The teenager thrown from a car as it plunged over a cliff at Red Beach early yesterday was a New Zealand touch rugby representative with his heart set on playing professional league.
Ryan Gibbons, 19, was "cheeky, fun-loving and athletic", his father, Malcolm, told the Herald last night.
"He had a soft side, but he also had a mischievous side."
Ryan was a passenger in the car when it left a road in the camping ground and went over the 25m cliff. The driver, a friend, suffered only minor injuries.
Police said that had Ryan been wearing a seat belt, he would probably have survived.
The accident has rocked the popular camp ground where the Gibbons family have holidayed for years.
Pinewood Motor Park board member Mary White said yesterday: "It is terrible, terrible.
It is someone we all know very well that has been in the park for many, many years.
"I have known the young man who was driving since he was a baby, and his life has changed forever now."
Ryan Gibbons' devastated mother, Karen, told the Herald of the moment she found out her son was dead.

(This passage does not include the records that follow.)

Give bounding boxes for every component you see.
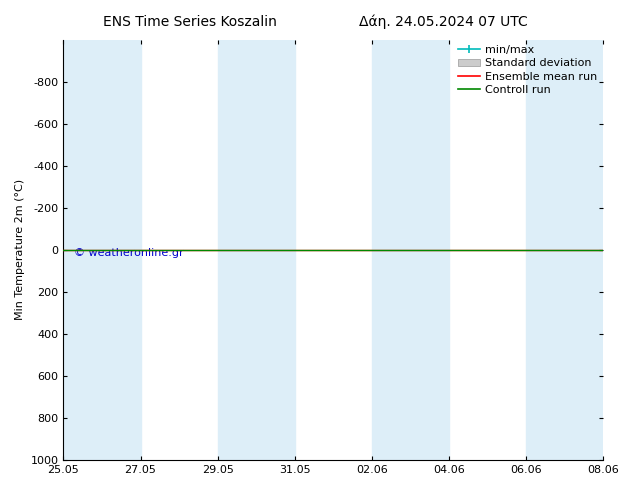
- Text: Δάη. 24.05.2024 07 UTC: Δάη. 24.05.2024 07 UTC: [359, 15, 528, 29]
- Bar: [526, 40, 603, 460]
- Legend: min/max, Standard deviation, Ensemble mean run, Controll run: min/max, Standard deviation, Ensemble me…: [458, 45, 598, 95]
- Text: © weatheronline.gr: © weatheronline.gr: [74, 248, 184, 258]
- Text: ENS Time Series Koszalin: ENS Time Series Koszalin: [103, 15, 277, 29]
- Bar: [372, 40, 449, 460]
- Bar: [217, 40, 295, 460]
- Bar: [63, 40, 141, 460]
- Y-axis label: Min Temperature 2m (°C): Min Temperature 2m (°C): [15, 179, 25, 320]
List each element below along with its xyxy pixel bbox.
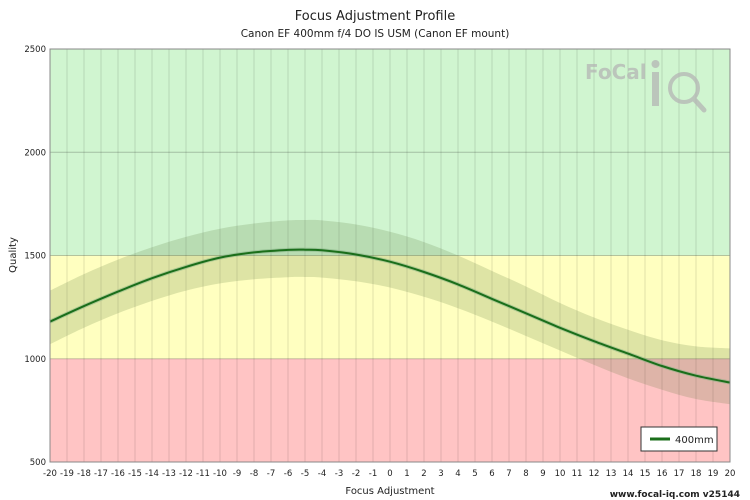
y-tick-labels: 500 1000 1500 2000 2500 [24,45,46,468]
y-axis-label: Quality [8,237,19,273]
plot-frame [49,48,731,463]
quality-band-2 [50,49,730,256]
x-axis-label: Focus Adjustment [345,486,434,497]
x-tick-label: -7 [267,469,275,479]
x-tick-label: -12 [179,469,193,479]
series-0-line [49,248,731,384]
svg-text:FoCal: FoCal [585,60,647,84]
x-tick-label: -8 [250,469,258,479]
x-tick-label: -19 [60,469,74,479]
x-tick-label: 4 [455,469,460,479]
chart-subtitle: Canon EF 400mm f/4 DO IS USM (Canon EF m… [241,28,510,40]
x-tick-label: 10 [555,469,566,479]
y-tick-label: 1000 [24,355,46,365]
series-0-confidence-band [50,219,730,405]
x-tick-label: -14 [145,469,159,479]
focal-iq-logo: FoCal [585,60,707,113]
x-tick-label: 2 [421,469,426,479]
quality-bands [50,49,730,462]
x-tick-label: -9 [233,469,241,479]
x-tick-label: -2 [352,469,360,479]
x-tick-labels: -20 -19 -18 -17 -16 -15 -14 -13 -12 -11 -10 -9 -8 -7-… [43,469,735,479]
x-tick-label: -18 [77,469,91,479]
x-tick-label: -20 [43,469,57,479]
x-tick-label: -13 [162,469,176,479]
x-tick-label: 11 [572,469,583,479]
y-tick-label: 2500 [24,45,46,55]
x-tick-label: -4 [318,469,326,479]
x-tick-label: 16 [657,469,668,479]
x-tick-label: -16 [111,469,125,479]
x-tick-label: 9 [540,469,545,479]
x-tick-label: -5 [301,469,309,479]
x-tick-label: 20 [725,469,736,479]
x-tick-label: 13 [606,469,617,479]
x-tick-label: 14 [623,469,634,479]
x-tick-label: -11 [196,469,210,479]
x-tick-label: -3 [335,469,343,479]
x-tick-label: 6 [489,469,494,479]
x-tick-label: 8 [523,469,528,479]
x-tick-label: 19 [708,469,719,479]
x-tick-label: 18 [691,469,702,479]
legend: 400mm [640,426,718,452]
y-tick-label: 500 [30,458,46,468]
x-tick-label: 0 [387,469,392,479]
x-tick-label: 7 [506,469,511,479]
x-tick-label: -15 [128,469,142,479]
x-tick-label: 5 [472,469,477,479]
y-tick-label: 1500 [24,252,46,262]
series-layer [49,219,731,405]
x-tick-label: -1 [369,469,377,479]
x-tick-label: 15 [640,469,651,479]
x-tick-label: 17 [674,469,685,479]
chart-title: Focus Adjustment Profile [295,9,455,24]
x-tick-label: 3 [438,469,443,479]
y-tick-label: 2000 [24,148,46,158]
x-tick-label: -6 [284,469,292,479]
x-tick-label: 1 [404,469,409,479]
vertical-gridlines [49,49,731,462]
watermark-text: www.focal-iq.com v25144 [610,490,740,500]
legend-label-400mm: 400mm [675,435,714,446]
x-tick-label: -10 [213,469,227,479]
x-tick-label: 12 [589,469,600,479]
x-tick-label: -17 [94,469,108,479]
quality-band-0 [50,358,730,462]
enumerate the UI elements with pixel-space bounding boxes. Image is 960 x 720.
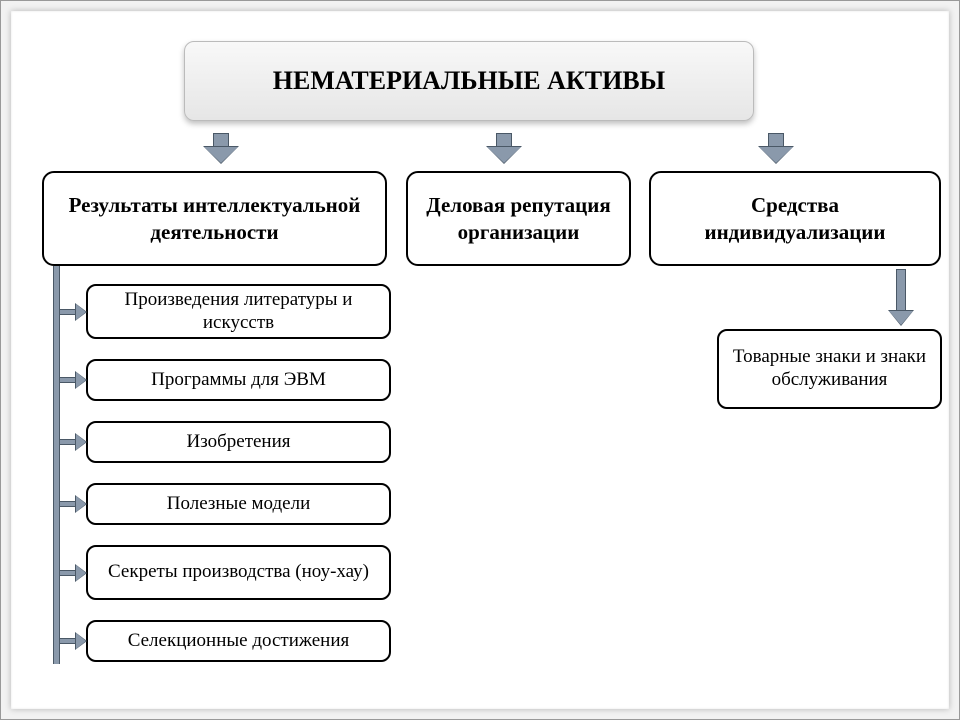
left-item-label: Секреты производства (ноу-хау) — [108, 561, 369, 584]
right-item-box: Товарные знаки и знаки обслуживания — [717, 329, 942, 409]
tree-trunk — [53, 266, 60, 664]
left-item-2: Изобретения — [86, 421, 391, 463]
left-item-label: Программы для ЭВМ — [151, 369, 326, 392]
category-label: Результаты интеллектуальной деятельности — [54, 192, 375, 245]
category-goodwill: Деловая репутация организации — [406, 171, 631, 266]
right-item-text: Товарные знаки и знаки обслуживания — [729, 346, 930, 392]
left-item-1: Программы для ЭВМ — [86, 359, 391, 401]
left-item-label: Произведения литературы и искусств — [98, 289, 379, 335]
left-item-label: Полезные модели — [167, 493, 310, 516]
diagram-canvas: НЕМАТЕРИАЛЬНЫЕ АКТИВЫ Результаты интелле… — [11, 11, 949, 709]
category-ident: Средства индивидуализации — [649, 171, 941, 266]
left-item-label: Изобретения — [186, 431, 290, 454]
left-item-4: Секреты производства (ноу-хау) — [86, 545, 391, 600]
category-results: Результаты интеллектуальной деятельности — [42, 171, 387, 266]
left-item-0: Произведения литературы и искусств — [86, 284, 391, 339]
category-label: Средства индивидуализации — [661, 192, 929, 245]
left-item-label: Селекционные достижения — [128, 630, 350, 653]
category-label: Деловая репутация организации — [418, 192, 619, 245]
diagram-title: НЕМАТЕРИАЛЬНЫЕ АКТИВЫ — [184, 41, 754, 121]
diagram-title-text: НЕМАТЕРИАЛЬНЫЕ АКТИВЫ — [273, 66, 665, 96]
left-item-5: Селекционные достижения — [86, 620, 391, 662]
left-item-3: Полезные модели — [86, 483, 391, 525]
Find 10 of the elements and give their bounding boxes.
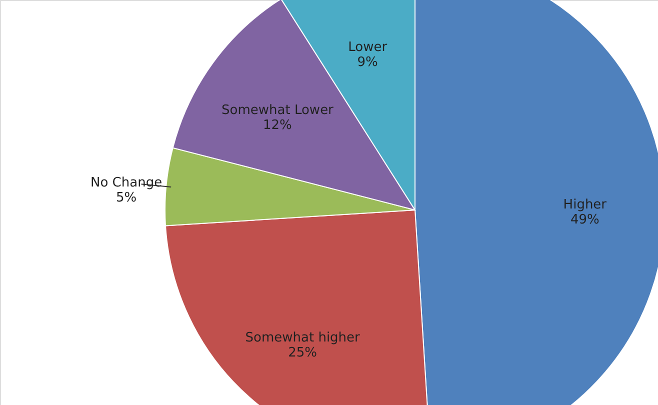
- slice-label: No Change: [90, 176, 162, 191]
- data-label: 49%: [570, 212, 600, 228]
- data-label: 5%: [116, 190, 137, 206]
- slice-label: Lower: [348, 40, 388, 55]
- data-label: 25%: [288, 346, 318, 361]
- slice-label: Somewhat Lower: [222, 103, 334, 118]
- slice-label: Higher: [563, 198, 608, 213]
- data-label: 9%: [357, 54, 378, 70]
- slice-label: Somewhat higher: [245, 330, 361, 346]
- data-label: 12%: [263, 118, 292, 134]
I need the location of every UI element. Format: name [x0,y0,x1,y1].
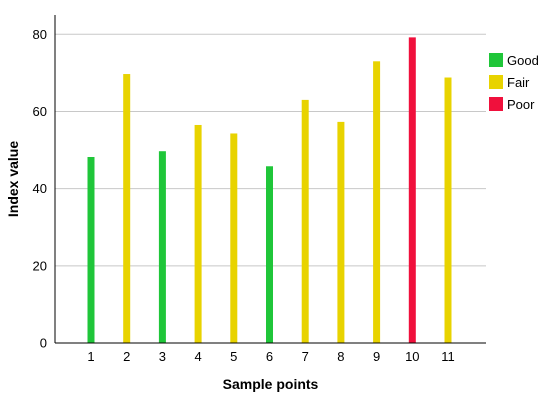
legend-swatch [489,53,503,67]
bar [194,124,202,343]
bar [408,37,416,344]
bars [87,37,452,344]
y-axis-title: Index value [5,141,21,217]
y-tick-label: 80 [33,27,47,42]
bar [337,121,345,344]
tick-labels: 0 20 40 60 80 1 2 3 4 5 6 7 8 9 10 11 [33,27,455,364]
x-tick-label: 10 [405,349,419,364]
x-tick-label: 8 [337,349,344,364]
legend-label: Fair [507,75,530,90]
bar [373,61,381,344]
x-tick-label: 3 [159,349,166,364]
legend-label: Good [507,53,539,68]
bar [158,151,166,343]
y-tick-label: 0 [40,336,47,351]
x-tick-label: 9 [373,349,380,364]
legend-label: Poor [507,97,535,112]
x-tick-label: 7 [302,349,309,364]
bar [87,157,95,343]
y-tick-label: 20 [33,258,47,273]
x-tick-label: 6 [266,349,273,364]
x-tick-label: 1 [87,349,94,364]
x-tick-label: 11 [441,349,455,364]
y-tick-label: 60 [33,104,47,119]
legend-swatch [489,97,503,111]
x-tick-label: 4 [194,349,201,364]
bar [266,166,273,343]
y-tick-label: 40 [33,181,47,196]
bar [301,99,309,343]
legend: Good Fair Poor [489,53,539,112]
x-tick-label: 2 [123,349,130,364]
bar [230,133,238,343]
bar [444,77,452,343]
x-tick-label: 5 [230,349,237,364]
bar [123,74,131,343]
legend-swatch [489,75,503,89]
axes [54,15,486,344]
x-axis-title: Sample points [223,376,319,392]
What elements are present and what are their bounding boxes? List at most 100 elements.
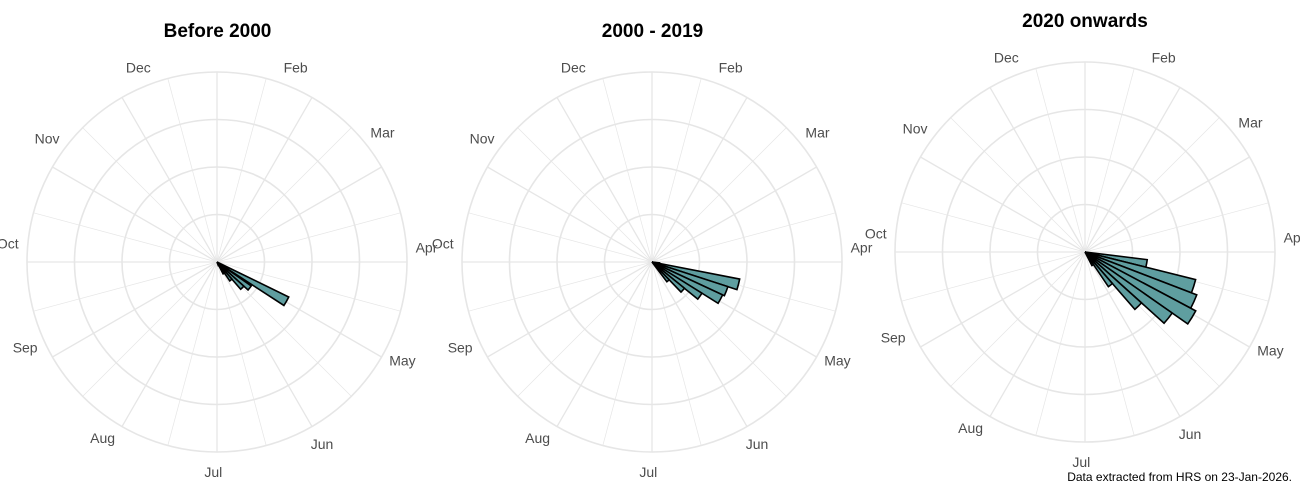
grid-spoke [517, 261, 653, 397]
grid-spoke [33, 212, 218, 263]
grid-spoke [1084, 251, 1135, 436]
grid-spoke [1035, 251, 1086, 436]
grid-spoke [1084, 202, 1269, 253]
panel-2000-2019: 2000 - 2019 Dec Feb Mar Apr May Jun Jul Aug Sep O… [432, 0, 873, 500]
grid-spoke [487, 261, 653, 358]
bar-oct [216, 261, 220, 267]
panel-2020-onwards: 2020 onwards Dec Feb Mar Apr May Jun Jul Aug Sep… [865, 0, 1300, 500]
grid-spoke [216, 127, 352, 263]
grid-spoke [602, 78, 653, 263]
month-label-aug: Aug [958, 420, 983, 436]
panel-title: Before 2000 [163, 21, 272, 42]
grid-spoke [651, 261, 702, 446]
grid-spoke [950, 117, 1086, 253]
rose-chart-2020-onwards: Dec Feb Mar Apr May Jun Jul Aug Sep Oct Nov [865, 49, 1300, 470]
bar-aug [1084, 251, 1197, 326]
month-label-aug: Aug [90, 430, 115, 446]
grid-spoke [468, 261, 653, 312]
grid-spoke [1084, 87, 1181, 253]
month-label-dec: Dec [994, 49, 1019, 65]
month-label-mar: Mar [805, 125, 829, 141]
month-label-sep: Sep [13, 339, 38, 355]
grid-spoke [901, 202, 1086, 253]
grid-spoke [651, 166, 817, 263]
grid-spoke [920, 251, 1086, 348]
month-label-dec: Dec [561, 59, 586, 75]
month-label-nov: Nov [903, 121, 928, 137]
bar-may [216, 261, 290, 307]
grid-spoke [651, 97, 748, 263]
panel-title: 2020 onwards [1022, 11, 1148, 32]
month-label-feb: Feb [284, 59, 308, 75]
grid-spoke [216, 261, 267, 446]
grid-spoke [1084, 251, 1181, 417]
grid-spoke [1035, 68, 1086, 253]
month-label-mar: Mar [370, 125, 394, 141]
bar-nov [1084, 251, 1114, 288]
grid-spoke [216, 261, 401, 312]
grid-spoke [167, 261, 218, 446]
grid-spoke [517, 127, 653, 263]
month-label-nov: Nov [35, 131, 60, 147]
month-label-oct: Oct [432, 236, 454, 252]
grid-spoke [52, 261, 218, 358]
month-label-jun: Jun [746, 436, 769, 452]
grid-spoke [52, 166, 218, 263]
grid-spoke [82, 127, 218, 263]
panel-title: 2000 - 2019 [601, 21, 704, 42]
grid-spoke [1084, 68, 1135, 253]
month-label-mar: Mar [1238, 115, 1262, 131]
grid-spoke [602, 261, 653, 446]
bar-oct [651, 261, 671, 283]
month-label-feb: Feb [719, 59, 743, 75]
grid-spoke [989, 87, 1086, 253]
grid-spoke [33, 261, 218, 312]
bar-dec [1084, 251, 1095, 267]
data-source-caption: Data extracted from HRS on 23-Jan-2026. [1067, 470, 1292, 484]
month-label-feb: Feb [1152, 49, 1176, 65]
grid-spoke [468, 212, 653, 263]
grid-spoke [216, 261, 313, 427]
grid-spoke [556, 97, 653, 263]
panel-before-2000: Before 2000 Feb Mar Apr May Jun Jul Aug Sep Oct N… [0, 0, 438, 500]
grid-spoke [216, 97, 313, 263]
month-label-jul: Jul [639, 464, 657, 480]
month-label-aug: Aug [525, 430, 550, 446]
month-label-jun: Jun [311, 436, 334, 452]
month-label-oct: Oct [0, 236, 19, 252]
grid-spoke [121, 261, 218, 427]
grid-spoke [651, 127, 787, 263]
grid-spoke [989, 251, 1086, 417]
month-label-jul: Jul [204, 464, 222, 480]
bar-sep [1084, 251, 1174, 325]
grid-spoke [1084, 156, 1250, 253]
month-label-apr: Apr [851, 239, 873, 255]
month-label-nov: Nov [470, 131, 495, 147]
grid-spoke [216, 212, 401, 263]
month-label-may: May [1257, 343, 1283, 359]
bar-oct [1084, 251, 1143, 311]
grid-spoke [556, 261, 653, 427]
month-label-apr: Apr [416, 239, 438, 255]
grid-spoke [216, 166, 382, 263]
grid-spoke [1084, 117, 1220, 253]
rose-chart-before-2000: Feb Mar Apr May Jun Jul Aug Sep Oct Nov Dec [0, 59, 438, 480]
month-label-oct: Oct [865, 226, 887, 242]
grid-spoke [82, 261, 218, 397]
grid-spoke [167, 78, 218, 263]
month-label-jun: Jun [1179, 426, 1202, 442]
month-label-sep: Sep [881, 329, 906, 345]
grid-spoke [121, 97, 218, 263]
month-label-dec: Dec [126, 59, 151, 75]
month-label-sep: Sep [448, 339, 473, 355]
rose-chart-2000-2019: Dec Feb Mar Apr May Jun Jul Aug Sep Oct Nov [432, 59, 873, 480]
month-label-may: May [389, 353, 415, 369]
grid-spoke [950, 251, 1086, 387]
month-label-may: May [824, 353, 850, 369]
month-label-apr: Apr [1284, 229, 1300, 245]
grid-spoke [487, 166, 653, 263]
grid-spoke [920, 156, 1086, 253]
month-label-jul: Jul [1072, 454, 1090, 470]
grid-spoke [651, 78, 702, 263]
grid-spoke [216, 78, 267, 263]
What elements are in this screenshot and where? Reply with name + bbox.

"The police came around in the early hours ... You have that gut feeling," she said. "You don't expect to be told that your kid is dead. It's something that happens to somebody else, it doesn't happen to you."
Malcolm Gibbons said he had not come to terms with his son's death.
"He was here for a reason and he's been taken for a reason. For me, I'll spend the rest of my life trying to work out what that reason was, why he's been taken."
Ryan and the driver had spent the day fishing.
The families do not know what the pair did later that night.
"Ryan left at 7am to go fishing, that's the last I heard of him," said Malcolm Gibbons.
"He was laughing at the fact that he had bait with him, but no fishing rod. He hoped someone would have a rod he could use."
Ryan worked installing HRV systems, but was training to become a professional league player. Failing that, he wanted to become a firefighter.
Ryan played league for the Hibiscus Coast Raiders, and represented New Zealand in under-11 and under-19 touch teams.
The family have not been to the crash site, but did go to see his body.
"I don't want to go there yet," Malcolm Gibbons said. "It's something that's going to take me a few days to think about.
"I thought seeing him would make it real. It did at the time, but it doesn't seem real now."
Malcolm Gibbons' partner, Janet Cole, added: "When you see him you can see it's final, but when he's not here it's hard."
Mr Gibbons said it had not sunk in that his son was dead.
"It's surreal. There are times when you think that he's out with his mates and he'll be bowling in at six o'clock to raid the fridge. Then you realise that's not going to happen ever again."
Karen Gibbons wanted people to learn from her son's death.
"Our message to young kids is stay within the speed limit, don't speed and don't be distracted when you're driving."
Ryan's funeral service will be held at the Hibiscus Coast Raiders clubrooms at midday on Monday.